That occasionally, very occasionally, quite effective results emerge from tinkering with existing drugs, and combinations thereof, is one of the reasons why people keep doing it, despite the fact that the overwhelming majority of the time the outcome is marginal at best. In the research here, a combination of existing blood pressure control drugs at lower doses is found to be considerably more effectively than any individual drug. Rising blood pressure with aging, hypertension, causes considerable damage through a variety of mechanisms to many organs, such as brain, heart, and kidney. Just as importantly, it accelerates the development of atherosclerosis to the point at which a vital blood vessel suffers catastrophic structural failure. Better control of blood pressure through pharmaceuticals is perhaps the most significant factor behind the reduced cardiovascular mortality of the past few decades, even though it has been achieved without addressing the fundamental cell and tissue damage that causes blood vessel stiffening and hypertension.
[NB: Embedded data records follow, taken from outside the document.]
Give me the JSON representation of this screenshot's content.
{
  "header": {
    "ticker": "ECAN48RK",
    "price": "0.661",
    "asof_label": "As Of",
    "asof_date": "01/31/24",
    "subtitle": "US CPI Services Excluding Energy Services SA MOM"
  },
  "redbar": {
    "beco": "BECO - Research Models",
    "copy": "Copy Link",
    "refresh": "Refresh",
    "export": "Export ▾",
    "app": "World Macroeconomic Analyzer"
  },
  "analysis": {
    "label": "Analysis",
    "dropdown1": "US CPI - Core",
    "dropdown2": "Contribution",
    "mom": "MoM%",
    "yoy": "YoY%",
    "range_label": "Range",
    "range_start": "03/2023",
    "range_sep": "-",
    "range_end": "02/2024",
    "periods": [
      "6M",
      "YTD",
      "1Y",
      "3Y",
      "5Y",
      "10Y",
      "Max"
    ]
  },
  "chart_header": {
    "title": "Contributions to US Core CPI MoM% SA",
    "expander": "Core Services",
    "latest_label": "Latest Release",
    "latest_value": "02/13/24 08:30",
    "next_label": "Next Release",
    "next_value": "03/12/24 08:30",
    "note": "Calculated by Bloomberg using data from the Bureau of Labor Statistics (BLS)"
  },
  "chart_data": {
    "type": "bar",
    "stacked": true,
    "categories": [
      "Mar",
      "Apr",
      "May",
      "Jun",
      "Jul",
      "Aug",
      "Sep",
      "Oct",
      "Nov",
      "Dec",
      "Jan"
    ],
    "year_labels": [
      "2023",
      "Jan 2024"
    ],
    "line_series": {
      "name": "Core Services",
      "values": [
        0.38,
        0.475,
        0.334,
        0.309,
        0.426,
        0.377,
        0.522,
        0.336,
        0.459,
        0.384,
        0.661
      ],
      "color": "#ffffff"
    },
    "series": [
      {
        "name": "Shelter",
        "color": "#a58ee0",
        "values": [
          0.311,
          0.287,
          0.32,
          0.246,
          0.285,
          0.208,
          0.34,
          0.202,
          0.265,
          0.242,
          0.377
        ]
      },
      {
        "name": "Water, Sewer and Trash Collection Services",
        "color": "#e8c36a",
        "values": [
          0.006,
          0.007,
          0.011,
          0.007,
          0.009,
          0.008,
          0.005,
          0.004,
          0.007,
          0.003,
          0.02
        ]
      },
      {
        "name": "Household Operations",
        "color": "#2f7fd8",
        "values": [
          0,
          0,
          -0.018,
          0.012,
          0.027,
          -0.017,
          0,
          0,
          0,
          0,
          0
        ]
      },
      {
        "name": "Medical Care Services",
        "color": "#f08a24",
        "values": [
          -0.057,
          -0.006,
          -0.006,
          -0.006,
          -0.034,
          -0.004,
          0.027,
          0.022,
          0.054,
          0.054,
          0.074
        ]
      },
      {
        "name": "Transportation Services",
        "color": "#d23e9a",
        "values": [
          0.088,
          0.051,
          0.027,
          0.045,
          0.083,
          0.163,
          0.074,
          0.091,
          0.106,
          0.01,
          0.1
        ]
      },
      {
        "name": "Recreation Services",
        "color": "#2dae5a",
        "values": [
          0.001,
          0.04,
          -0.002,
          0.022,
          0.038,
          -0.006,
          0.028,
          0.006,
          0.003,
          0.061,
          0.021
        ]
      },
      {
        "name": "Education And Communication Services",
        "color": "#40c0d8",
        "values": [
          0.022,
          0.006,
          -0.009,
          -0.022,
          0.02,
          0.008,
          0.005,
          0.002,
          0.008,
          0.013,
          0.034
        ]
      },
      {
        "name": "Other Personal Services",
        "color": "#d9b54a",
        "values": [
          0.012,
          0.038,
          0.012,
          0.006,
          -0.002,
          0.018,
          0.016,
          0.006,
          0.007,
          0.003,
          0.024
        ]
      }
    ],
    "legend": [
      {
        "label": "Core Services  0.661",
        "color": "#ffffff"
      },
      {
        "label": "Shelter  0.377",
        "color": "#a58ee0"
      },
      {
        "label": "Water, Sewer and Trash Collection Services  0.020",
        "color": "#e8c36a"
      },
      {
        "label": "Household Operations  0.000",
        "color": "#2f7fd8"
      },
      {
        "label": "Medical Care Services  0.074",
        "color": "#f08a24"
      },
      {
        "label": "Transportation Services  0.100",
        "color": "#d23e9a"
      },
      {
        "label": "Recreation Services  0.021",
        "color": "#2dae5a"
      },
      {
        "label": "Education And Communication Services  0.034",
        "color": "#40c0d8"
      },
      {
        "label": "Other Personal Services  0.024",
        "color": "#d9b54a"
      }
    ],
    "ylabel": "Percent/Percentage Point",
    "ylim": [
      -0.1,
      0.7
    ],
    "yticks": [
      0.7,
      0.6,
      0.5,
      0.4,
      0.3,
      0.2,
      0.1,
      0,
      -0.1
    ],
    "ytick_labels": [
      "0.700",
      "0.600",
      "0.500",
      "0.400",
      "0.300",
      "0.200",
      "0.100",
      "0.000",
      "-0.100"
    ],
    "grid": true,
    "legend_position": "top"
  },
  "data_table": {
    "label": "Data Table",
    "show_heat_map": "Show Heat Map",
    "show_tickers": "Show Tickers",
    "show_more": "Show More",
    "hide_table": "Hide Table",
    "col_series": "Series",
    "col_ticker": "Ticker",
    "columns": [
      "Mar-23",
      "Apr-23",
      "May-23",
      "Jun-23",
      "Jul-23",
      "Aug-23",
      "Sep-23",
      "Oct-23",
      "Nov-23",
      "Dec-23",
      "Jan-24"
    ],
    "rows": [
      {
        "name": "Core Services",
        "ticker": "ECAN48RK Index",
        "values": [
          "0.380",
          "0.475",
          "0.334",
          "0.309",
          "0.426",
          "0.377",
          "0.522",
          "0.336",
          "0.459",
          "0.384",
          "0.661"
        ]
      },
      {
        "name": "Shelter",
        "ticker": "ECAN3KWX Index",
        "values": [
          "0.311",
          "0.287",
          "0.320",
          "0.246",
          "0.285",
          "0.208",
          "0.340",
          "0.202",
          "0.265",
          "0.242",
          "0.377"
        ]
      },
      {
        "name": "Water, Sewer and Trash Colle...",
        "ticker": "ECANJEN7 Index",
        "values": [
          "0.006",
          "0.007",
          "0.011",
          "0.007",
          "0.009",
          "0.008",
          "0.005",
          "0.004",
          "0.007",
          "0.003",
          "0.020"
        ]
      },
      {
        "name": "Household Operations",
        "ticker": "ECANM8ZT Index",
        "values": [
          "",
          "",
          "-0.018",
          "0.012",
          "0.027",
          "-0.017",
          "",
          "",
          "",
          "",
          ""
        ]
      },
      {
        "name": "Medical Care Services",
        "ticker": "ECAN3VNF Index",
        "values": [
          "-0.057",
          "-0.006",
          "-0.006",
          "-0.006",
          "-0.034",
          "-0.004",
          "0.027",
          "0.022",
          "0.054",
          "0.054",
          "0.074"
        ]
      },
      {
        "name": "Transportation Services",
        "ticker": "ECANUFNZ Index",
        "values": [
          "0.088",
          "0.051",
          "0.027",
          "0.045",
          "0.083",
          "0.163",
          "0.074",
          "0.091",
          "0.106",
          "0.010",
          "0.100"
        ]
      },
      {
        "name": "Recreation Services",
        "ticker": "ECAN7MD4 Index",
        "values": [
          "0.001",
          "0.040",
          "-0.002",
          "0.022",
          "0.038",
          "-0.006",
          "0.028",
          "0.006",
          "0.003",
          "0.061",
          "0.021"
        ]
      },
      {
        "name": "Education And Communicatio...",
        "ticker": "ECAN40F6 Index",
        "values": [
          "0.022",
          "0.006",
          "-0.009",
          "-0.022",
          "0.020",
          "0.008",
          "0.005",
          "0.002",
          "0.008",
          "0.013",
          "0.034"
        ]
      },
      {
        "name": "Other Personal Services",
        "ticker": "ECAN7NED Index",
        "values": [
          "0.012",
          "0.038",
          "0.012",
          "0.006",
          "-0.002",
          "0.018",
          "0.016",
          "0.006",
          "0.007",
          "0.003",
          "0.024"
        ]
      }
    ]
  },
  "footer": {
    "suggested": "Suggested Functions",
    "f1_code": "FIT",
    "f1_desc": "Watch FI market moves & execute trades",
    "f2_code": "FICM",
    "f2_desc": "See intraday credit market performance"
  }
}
A small but clinically important trial of a new ultra-low dose four-in-one pill to treat high blood pressure has produced remarkable results. Every patient on the pilot trial saw their blood pressure levels drop to normal levels in just four weeks. Researchers said the results were exciting but larger trials were needed to see if these high rates could be maintained and repeated. "Most people receive one medicine at a normal dose but that only controls blood pressure about half the time. In this small trial blood pressure control was achieved for everyone. Trials will now test whether this can be repeated and maintained long-term. Minimising side effects is important for long-term treatments - we didn't see any issues in this trial, as you would hope with very low dose therapy, but this is the area where more long-term research is most needed. We know that high blood pressure is a precursor to stroke, diabetes and heart attack. The need for even lower blood pressure levels has been widely accepted in the last few years. So this could be an incredibly important step in helping to reduce the burden of disease globally."
Over four weeks 18 patients were either given a quadpill - a single capsule containing four of the most commonly used blood pressure-lowering drugs each at a quarter dose - or a placebo. This was then repeated for a further four weeks with the patients swapping their course of treatment. Blood pressure levels were measured hourly over a 24 hour period at the end of each treatment, allowing researchers to significantly reduce the amount of patients normally required in a clinical trial. 100 per cent of patients on trial saw their blood levels drop below 140 over 90. Just 33 per cent of patients on the placebo achieved this rate. None of the patients experienced side effects commonly associated with hypertension lowering drugs, which can vary from swollen ankles to kidney abnormalities depending on the type of class of the drug. "What makes these result every more exciting is that these four blood pressure medications are already in use. We are increasingly finding there are opportunities to treat many commons diseases hiding in plain sight. This ultimately means we will be able to deliver life changing medications much more quickly, and more affordably."